Iraqi bomb builders learn fast, exact heavy toll (IRAQ)
Instructions on how to build IEDs can be easily found on the Internet. IEDs are responsible for many of the U.S. deaths in Iraq, where 15,000 troops have also been wounded. An IED that killed 14 Marines and a civilian interpreter when it blew up their amphibious assault vehicle was nothing more complicated than three landmines stacked together.
Hiram Torres, a 21-year-old from Puerto Rico, was manning the machinegun atop a Humvee armoured vehicle when a roadside bomb hit his U.S. military convoy in Iraq.
He was knocked unconscious but otherwise was unscathed in the attack last month near Baquba, north of Baghdad.
"It was three days before my birthday," Torres recalls at his base near the city. "I was out, I didn't remember nothing. After I woke up, I was shaking."
Luckily for him, the device was not one of an increasingly frequent breed of armour-piercing explosives and "shaped charges" that concentrate the blast on a target.
More than two years after U.S. leaders dismissed insurgents as "dead-enders," their attacks are more lethal than ever and the American military death toll since the March 2003 invasion has reached the milestone of 2,000.
U.S. commanders now stress the violence will not end until there is a political solution.
Major Steven Melbourne, British military spokesman in Basra, said roadside bombs had become more sophisticated in the past two years. "Before, they were very much home-made, very crude in their build, whereas these now are a bit more effective."
Guerrillas hide improvised explosive devices, or IEDs, in anything from banana boxes to dead animals. Instructions on how to build them can be easily found on the Internet.
Mobile phones, alarm clocks, sophisticated infra-red beams or simple trip wires can be used to detonate them.
U.S. officers say the typical "kill rate" from an IED used to be one American dead or wounded. The more sophisticated devices that appeared early this year now kill three or four.
IEDs are responsible for many of the U.S. deaths in Iraq, where 15,000 troops have also been wounded.

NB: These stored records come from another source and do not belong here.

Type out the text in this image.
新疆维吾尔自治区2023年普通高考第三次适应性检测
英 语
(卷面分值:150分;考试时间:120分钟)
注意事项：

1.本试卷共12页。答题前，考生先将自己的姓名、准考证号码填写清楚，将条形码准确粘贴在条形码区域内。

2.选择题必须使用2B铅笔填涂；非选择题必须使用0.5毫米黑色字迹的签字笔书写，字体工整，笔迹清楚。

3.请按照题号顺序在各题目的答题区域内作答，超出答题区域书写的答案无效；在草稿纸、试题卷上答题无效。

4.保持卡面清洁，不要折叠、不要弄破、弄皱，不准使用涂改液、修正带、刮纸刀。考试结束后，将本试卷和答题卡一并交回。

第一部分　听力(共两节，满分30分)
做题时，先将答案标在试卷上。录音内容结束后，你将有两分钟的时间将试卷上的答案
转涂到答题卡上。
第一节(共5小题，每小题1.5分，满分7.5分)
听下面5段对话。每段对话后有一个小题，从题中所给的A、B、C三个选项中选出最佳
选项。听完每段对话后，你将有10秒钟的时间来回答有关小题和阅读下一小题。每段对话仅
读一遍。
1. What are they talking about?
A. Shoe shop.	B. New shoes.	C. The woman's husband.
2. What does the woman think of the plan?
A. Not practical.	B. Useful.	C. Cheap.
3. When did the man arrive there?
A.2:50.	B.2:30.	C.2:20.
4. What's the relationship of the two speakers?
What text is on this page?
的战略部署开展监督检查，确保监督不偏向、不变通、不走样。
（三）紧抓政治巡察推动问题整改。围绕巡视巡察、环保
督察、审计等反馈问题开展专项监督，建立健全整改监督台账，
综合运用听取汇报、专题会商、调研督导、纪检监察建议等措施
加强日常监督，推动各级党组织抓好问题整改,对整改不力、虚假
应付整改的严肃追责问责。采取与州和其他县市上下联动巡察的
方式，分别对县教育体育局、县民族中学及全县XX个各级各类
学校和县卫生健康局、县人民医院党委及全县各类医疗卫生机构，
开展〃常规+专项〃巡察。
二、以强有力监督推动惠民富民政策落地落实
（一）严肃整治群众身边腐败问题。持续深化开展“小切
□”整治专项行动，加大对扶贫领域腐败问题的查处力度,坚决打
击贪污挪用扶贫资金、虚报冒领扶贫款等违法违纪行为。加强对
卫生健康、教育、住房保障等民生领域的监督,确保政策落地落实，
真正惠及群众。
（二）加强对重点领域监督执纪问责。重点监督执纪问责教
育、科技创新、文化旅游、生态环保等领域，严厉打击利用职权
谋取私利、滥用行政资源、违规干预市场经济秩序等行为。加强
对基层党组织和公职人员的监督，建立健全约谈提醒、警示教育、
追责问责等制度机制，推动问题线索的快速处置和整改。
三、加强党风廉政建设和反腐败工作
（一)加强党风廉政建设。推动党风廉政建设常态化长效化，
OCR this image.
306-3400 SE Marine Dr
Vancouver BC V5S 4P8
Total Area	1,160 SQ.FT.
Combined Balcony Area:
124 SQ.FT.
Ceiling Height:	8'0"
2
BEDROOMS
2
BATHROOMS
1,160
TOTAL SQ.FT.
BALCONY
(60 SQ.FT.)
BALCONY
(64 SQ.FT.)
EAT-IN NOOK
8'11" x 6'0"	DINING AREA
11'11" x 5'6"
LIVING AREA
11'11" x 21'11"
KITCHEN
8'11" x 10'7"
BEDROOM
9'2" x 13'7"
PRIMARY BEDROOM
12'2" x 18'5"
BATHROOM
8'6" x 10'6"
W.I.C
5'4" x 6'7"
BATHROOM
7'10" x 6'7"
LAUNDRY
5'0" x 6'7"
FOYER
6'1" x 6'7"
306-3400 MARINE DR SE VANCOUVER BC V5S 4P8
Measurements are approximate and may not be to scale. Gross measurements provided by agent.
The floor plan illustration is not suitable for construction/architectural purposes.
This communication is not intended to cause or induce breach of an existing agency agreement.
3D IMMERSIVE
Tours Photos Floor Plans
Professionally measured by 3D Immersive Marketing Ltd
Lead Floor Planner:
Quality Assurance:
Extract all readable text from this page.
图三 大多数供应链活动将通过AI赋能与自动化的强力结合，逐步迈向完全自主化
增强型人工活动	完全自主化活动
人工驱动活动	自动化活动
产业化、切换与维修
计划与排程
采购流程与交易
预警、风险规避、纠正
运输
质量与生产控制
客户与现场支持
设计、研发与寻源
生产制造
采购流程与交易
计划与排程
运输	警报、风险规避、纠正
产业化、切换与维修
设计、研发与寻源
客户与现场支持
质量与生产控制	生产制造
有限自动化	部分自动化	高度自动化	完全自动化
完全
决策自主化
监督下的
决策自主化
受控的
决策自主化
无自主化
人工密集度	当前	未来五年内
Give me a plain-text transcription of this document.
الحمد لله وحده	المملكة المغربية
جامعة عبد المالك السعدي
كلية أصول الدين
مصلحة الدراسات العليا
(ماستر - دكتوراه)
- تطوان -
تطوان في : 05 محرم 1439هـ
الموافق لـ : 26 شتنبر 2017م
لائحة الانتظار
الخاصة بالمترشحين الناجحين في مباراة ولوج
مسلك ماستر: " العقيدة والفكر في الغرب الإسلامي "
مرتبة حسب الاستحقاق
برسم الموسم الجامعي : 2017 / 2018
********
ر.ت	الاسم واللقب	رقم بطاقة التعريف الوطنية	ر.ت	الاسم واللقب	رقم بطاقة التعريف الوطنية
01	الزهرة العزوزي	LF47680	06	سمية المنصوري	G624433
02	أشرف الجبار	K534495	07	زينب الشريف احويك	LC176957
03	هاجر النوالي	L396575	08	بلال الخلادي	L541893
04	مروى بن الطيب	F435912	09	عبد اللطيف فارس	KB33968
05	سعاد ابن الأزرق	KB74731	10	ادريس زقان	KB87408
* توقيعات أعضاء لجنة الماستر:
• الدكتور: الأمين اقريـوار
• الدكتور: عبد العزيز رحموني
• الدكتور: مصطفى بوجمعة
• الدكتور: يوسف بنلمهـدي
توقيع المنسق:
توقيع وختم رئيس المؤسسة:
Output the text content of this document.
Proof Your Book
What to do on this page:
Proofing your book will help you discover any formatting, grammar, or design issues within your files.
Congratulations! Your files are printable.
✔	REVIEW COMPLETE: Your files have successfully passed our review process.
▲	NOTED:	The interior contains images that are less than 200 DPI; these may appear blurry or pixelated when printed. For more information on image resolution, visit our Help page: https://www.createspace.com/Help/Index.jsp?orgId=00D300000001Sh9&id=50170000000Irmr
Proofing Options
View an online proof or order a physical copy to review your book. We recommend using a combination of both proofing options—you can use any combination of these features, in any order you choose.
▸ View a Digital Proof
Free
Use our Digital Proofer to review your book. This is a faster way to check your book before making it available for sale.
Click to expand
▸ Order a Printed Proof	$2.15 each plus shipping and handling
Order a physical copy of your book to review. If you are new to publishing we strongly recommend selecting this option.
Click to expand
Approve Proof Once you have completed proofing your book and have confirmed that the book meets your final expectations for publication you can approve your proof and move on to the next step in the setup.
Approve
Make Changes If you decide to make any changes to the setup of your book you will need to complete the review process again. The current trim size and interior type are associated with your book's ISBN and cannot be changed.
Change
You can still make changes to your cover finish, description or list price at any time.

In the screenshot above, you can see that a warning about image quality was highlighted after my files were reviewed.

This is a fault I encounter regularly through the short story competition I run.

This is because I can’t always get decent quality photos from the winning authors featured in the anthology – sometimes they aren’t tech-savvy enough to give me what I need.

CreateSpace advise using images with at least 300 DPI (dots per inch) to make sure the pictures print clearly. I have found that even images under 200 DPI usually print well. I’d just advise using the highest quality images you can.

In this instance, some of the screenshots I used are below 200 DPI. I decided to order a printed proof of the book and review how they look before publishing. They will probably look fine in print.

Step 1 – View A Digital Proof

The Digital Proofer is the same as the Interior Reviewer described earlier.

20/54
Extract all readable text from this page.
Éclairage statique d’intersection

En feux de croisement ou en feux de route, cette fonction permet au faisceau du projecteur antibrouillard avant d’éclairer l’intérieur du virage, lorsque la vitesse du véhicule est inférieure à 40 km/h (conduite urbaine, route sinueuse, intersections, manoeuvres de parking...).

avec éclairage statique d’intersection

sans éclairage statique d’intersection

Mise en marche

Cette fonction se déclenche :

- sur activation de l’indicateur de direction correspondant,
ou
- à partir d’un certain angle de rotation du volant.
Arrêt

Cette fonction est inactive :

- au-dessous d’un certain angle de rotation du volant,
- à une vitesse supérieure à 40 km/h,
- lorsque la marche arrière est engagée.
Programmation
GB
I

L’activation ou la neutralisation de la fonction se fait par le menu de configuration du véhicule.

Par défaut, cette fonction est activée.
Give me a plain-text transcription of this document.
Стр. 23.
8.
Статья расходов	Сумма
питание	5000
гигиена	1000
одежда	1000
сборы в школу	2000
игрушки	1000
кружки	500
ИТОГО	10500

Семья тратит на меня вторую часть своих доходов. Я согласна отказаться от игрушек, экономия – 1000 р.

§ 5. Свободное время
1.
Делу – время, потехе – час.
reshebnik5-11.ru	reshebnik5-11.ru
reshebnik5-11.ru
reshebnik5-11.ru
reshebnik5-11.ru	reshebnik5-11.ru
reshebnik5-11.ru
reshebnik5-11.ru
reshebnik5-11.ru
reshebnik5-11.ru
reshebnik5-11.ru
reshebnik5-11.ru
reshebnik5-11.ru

A shaped charge is one that has been altered in some way to direct the force of the blast in a certain direction.
This can be done by simply placing it in front of something hard like a concrete wall, or hollowing out part of the charge facing the target on the principle that the blast will follow the path of least resistance.
In some cases a cone of a metal like copper, which has a low melting point, will be inserted in the hollowed-out section, so that when the device detonates, the heat melts the copper, which then shoots out at high speed like a bullet.
Such a super-heated molten projectile can cut through armoured vehicles and turn the armour into shrapnel that causes even more damage to those inside. Rockets can also be fitted with copper tips to pierce armour, on the same principle.
Tim Ripley, special correspondent for Jane's Defence Weekly said armour-piercing was "pretty old technology" and shaped charges had been used since World War Two. "It's nothing a decent car repair workshop couldn't come up with," he said.
U.S. forces estimate that Iraq under Saddam a country with less than a tenth of the population of the United States had between 600,000 and one million tonnes of munitions, compared with the U.S. army's 1.8 million tonnes.
Many of Iraq's stockpiles were never secured by the U.S.-led forces when they invaded in 2003.
Melbourne said that even though British and U.S. forces find weapons caches on a daily basis, cutting off the supply of explosives was a long-term undertaking.
More urgent was to track down the bomb-makers, he said.
The most important counter-measure is intelligence and U.S. forces depend on the Iraqi army to get tip-offs from locals.
Jane's Ripley said U.S. forces appeared to be keeping themselves to themselves to avoid casualties, favouring air transport over road convoys, handing over many tasks to Iraqi forces and concentrating their own forces in larger bases.
U.S. forces have also "up-armoured" more vehicles, adding steel plates. But there is only so much that armour can do.
An IED that killed 14 Marines and a civilian interpreter when it blew up their amphibious assault vehicle was nothing more complicated than three landmines stacked together.